Iris went on to study at the University of Oxford from 1923 and the Honourable Society of the Inner Temple in England. In 1929 she was admitted to the Bar as the first woman Barrister-at-Law in the Commonwealth Caribbean. She was also the first female prosecutor of a murder trial in Guyana.

In 1937 she married Alfred Brazao who was also a Barrister-a-Law. They lived in Georgetown, British Guiana where she continued to work as a Barrister-at-Law. Iris died in 1989 in Georgetown, Guyana having achieved many firsts in her legal career.

==Legacy==
In 2014, research on Iris de Freitas Brazao was featured in Dr. Joanne Collins-Gonsalves Gonsalves' PhD dissertation.

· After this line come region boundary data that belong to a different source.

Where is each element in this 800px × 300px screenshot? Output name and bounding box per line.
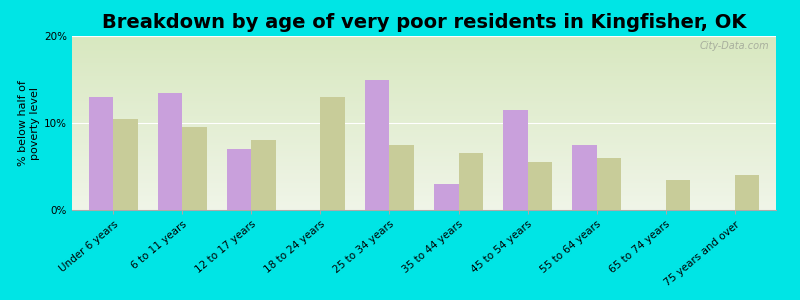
Bar bbox=[90, 97, 114, 210]
Bar bbox=[114, 119, 138, 210]
Bar bbox=[227, 149, 251, 210]
Bar bbox=[666, 179, 690, 210]
Bar bbox=[597, 158, 621, 210]
Text: City-Data.com: City-Data.com bbox=[699, 41, 769, 51]
Bar bbox=[366, 80, 390, 210]
Bar bbox=[390, 145, 414, 210]
Bar bbox=[251, 140, 276, 210]
Bar bbox=[458, 154, 482, 210]
Y-axis label: % below half of
poverty level: % below half of poverty level bbox=[18, 80, 40, 166]
Bar bbox=[434, 184, 458, 210]
Title: Breakdown by age of very poor residents in Kingfisher, OK: Breakdown by age of very poor residents … bbox=[102, 13, 746, 32]
Bar bbox=[158, 93, 182, 210]
Bar bbox=[527, 162, 552, 210]
Bar bbox=[572, 145, 597, 210]
Bar bbox=[321, 97, 345, 210]
Bar bbox=[182, 127, 206, 210]
Bar bbox=[503, 110, 527, 210]
Bar bbox=[734, 175, 758, 210]
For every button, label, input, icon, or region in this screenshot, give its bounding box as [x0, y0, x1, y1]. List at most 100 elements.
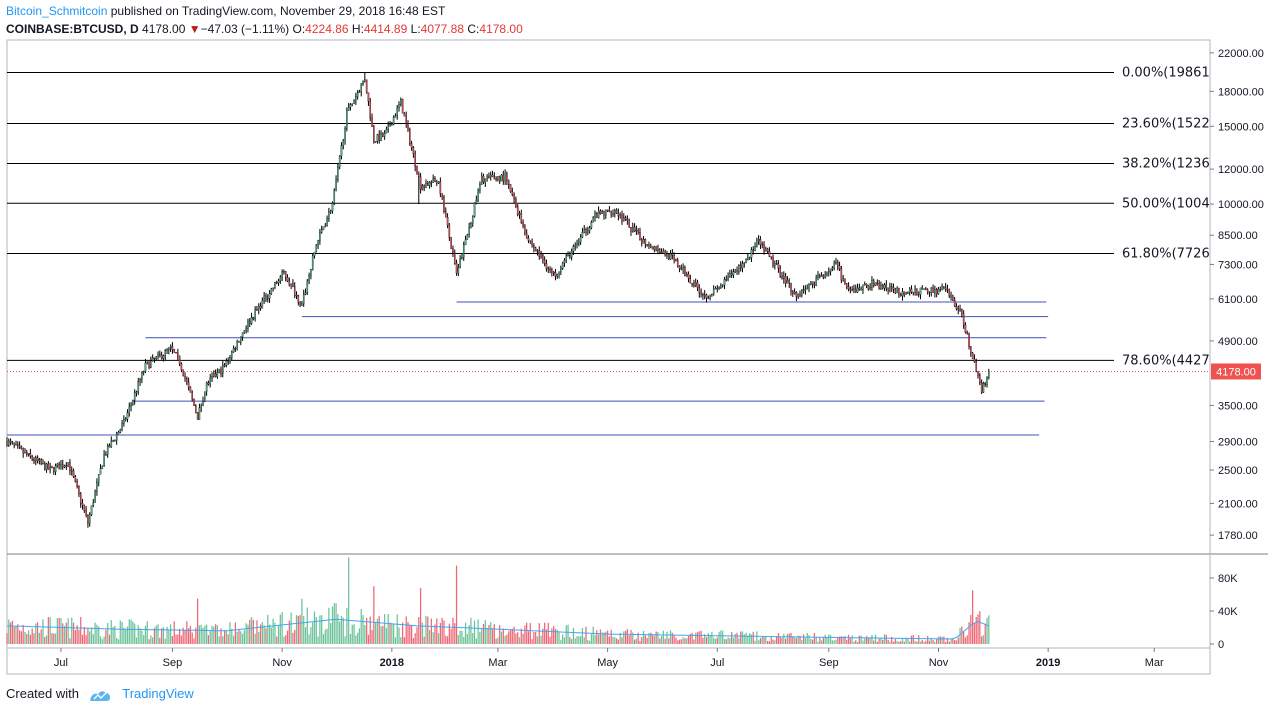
volume-bar [209, 630, 211, 644]
candle [254, 306, 256, 322]
candle [905, 291, 907, 295]
candle [214, 369, 217, 378]
volume-bar [932, 640, 934, 644]
candle-body [930, 287, 933, 293]
candle-body [666, 253, 668, 256]
candle [844, 278, 846, 285]
tradingview-logo-icon [89, 690, 110, 701]
volume-bar [723, 638, 726, 644]
tradingview-link[interactable]: TradingView [122, 686, 194, 701]
volume-bar [709, 635, 711, 644]
candle [705, 293, 708, 303]
candle [899, 292, 902, 297]
candle-body [133, 392, 136, 401]
volume-bar [657, 632, 659, 644]
volume-bar [398, 627, 400, 644]
candle-body [802, 289, 805, 291]
candle-body [925, 288, 927, 290]
candle-body [511, 191, 514, 195]
candle-body [114, 439, 116, 442]
volume-bar [137, 625, 139, 644]
volume-bar [42, 619, 44, 644]
fib-label: 38.20%(1236 [1122, 156, 1210, 171]
volume-bar [619, 632, 621, 644]
volume-bar [11, 620, 14, 644]
candle-body [944, 287, 947, 290]
candle-body [682, 267, 684, 270]
candle [712, 285, 715, 296]
candle-body [892, 287, 895, 290]
volume-bar [177, 634, 179, 644]
author-link[interactable]: Bitcoin_Schmitcoin [6, 4, 108, 18]
candle [60, 460, 62, 470]
volume-bar [418, 617, 420, 644]
candle [822, 274, 825, 280]
candle [20, 445, 23, 450]
candle [988, 368, 990, 380]
candle-body [815, 277, 817, 286]
volume-bar [259, 624, 262, 644]
volume-bar [693, 639, 695, 644]
candle [727, 272, 729, 282]
price-axis[interactable]: 1780.002100.002500.002900.003500.004900.… [1210, 48, 1264, 542]
candle-body [881, 285, 884, 289]
candle [247, 318, 249, 333]
candle-body [374, 141, 377, 143]
volume-bar [400, 637, 402, 644]
candle [248, 318, 251, 328]
time-axis[interactable]: Jul Sep Nov 2018 Mar May Jul Sep Nov 2019 Mar [54, 648, 1164, 669]
created-with-text: Created with [6, 686, 79, 701]
candle [407, 120, 409, 132]
candle [187, 377, 190, 391]
candle [17, 441, 19, 449]
candle-body [329, 210, 332, 213]
candle [457, 263, 460, 277]
candle [33, 456, 35, 465]
candle-body [495, 178, 497, 180]
candle [103, 449, 105, 467]
candle-body [973, 358, 976, 363]
current-price-tag: 4178.00 [1211, 363, 1261, 380]
candle-body [820, 275, 823, 277]
candle [939, 286, 942, 292]
volume-bar [806, 632, 808, 644]
candle-body [261, 300, 264, 309]
candle-body [146, 361, 149, 364]
candle [121, 419, 123, 432]
candle [178, 355, 181, 367]
candle-body [97, 474, 100, 483]
volume-bar [430, 618, 433, 644]
volume-bar [60, 618, 62, 644]
candle-body [761, 243, 764, 246]
candle-body [939, 289, 942, 291]
candle-body [76, 481, 78, 487]
candle [87, 514, 89, 528]
volume-bar [844, 635, 846, 644]
candle-body [164, 350, 167, 356]
candle [270, 287, 273, 295]
candle [538, 246, 541, 260]
candle-body [459, 258, 461, 268]
candle-body [730, 273, 733, 276]
volume-bar [641, 637, 643, 644]
candle [182, 369, 185, 377]
candle [865, 283, 868, 289]
candle-body [466, 234, 469, 240]
volume-bar [720, 630, 722, 644]
candle-body [959, 309, 961, 311]
candle-body [425, 183, 427, 189]
candle-body [524, 225, 526, 234]
candle-body [124, 418, 127, 421]
fib-label: 0.00%(19861 [1122, 65, 1210, 80]
candle-body [874, 282, 877, 286]
volume-bar [31, 628, 33, 644]
candle-body [628, 220, 630, 228]
volume-bar [157, 624, 159, 644]
candle [216, 368, 219, 379]
volume-bar [939, 636, 941, 644]
candle [953, 296, 956, 307]
volume-bar [80, 617, 82, 644]
volume-bar [858, 635, 860, 644]
volume-bar [81, 634, 84, 644]
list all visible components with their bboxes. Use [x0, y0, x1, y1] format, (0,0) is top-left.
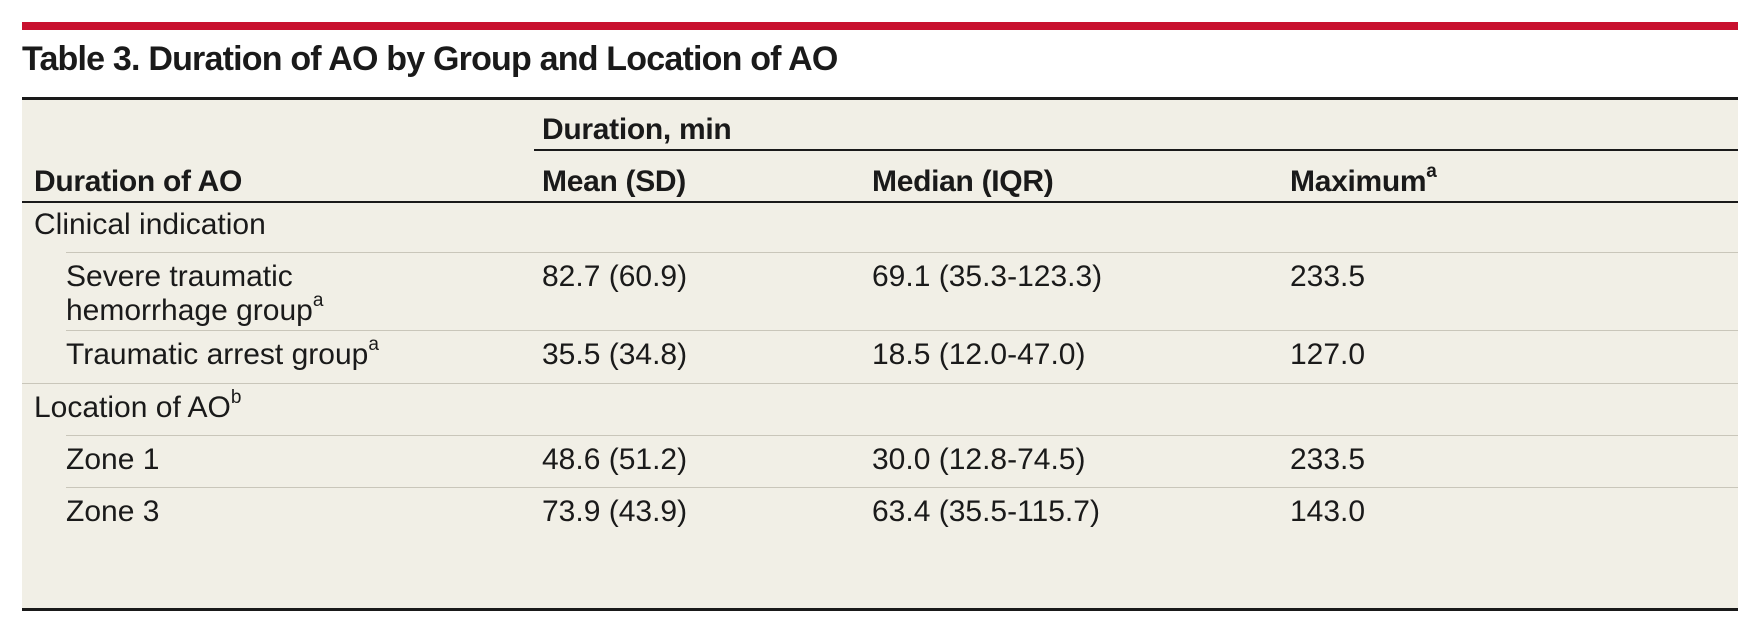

In 2016, staff at her alma mater came across a postcard that featured her. Investigations revealed that she was a graduate of Aberystwyth University. Along with Iris' Aberystwyth University records and information provided by Dr. Joanne Collins-Gonsalves and Mrs. Joan Brathwaite, additional information on Iris' life was revealed. On International Women's Day in 2016, her university named a room in the university's Hugh Owen Library in her honour.

In 2018, to celebrate Black History Month in the United Kingdom, she was included in a list of 100 "Brilliant, Black and Welsh" people.

In 2021, the Caribbean Court of Justice honored Iris as one of the Pioneering Caribbean Women Jurists

In 2023, the first full length book on Iris de Freitas Brazao, a scholarly biography titled: Iris de Freitas Brazao, Legal Luminary and Trailblazer: Caribbean, Canada, Wales, England 1896-1989 was published by Dr. Joanne Collins-Gonsalves (Edmonton: Atlantic Academic Publishing Inc, 2023).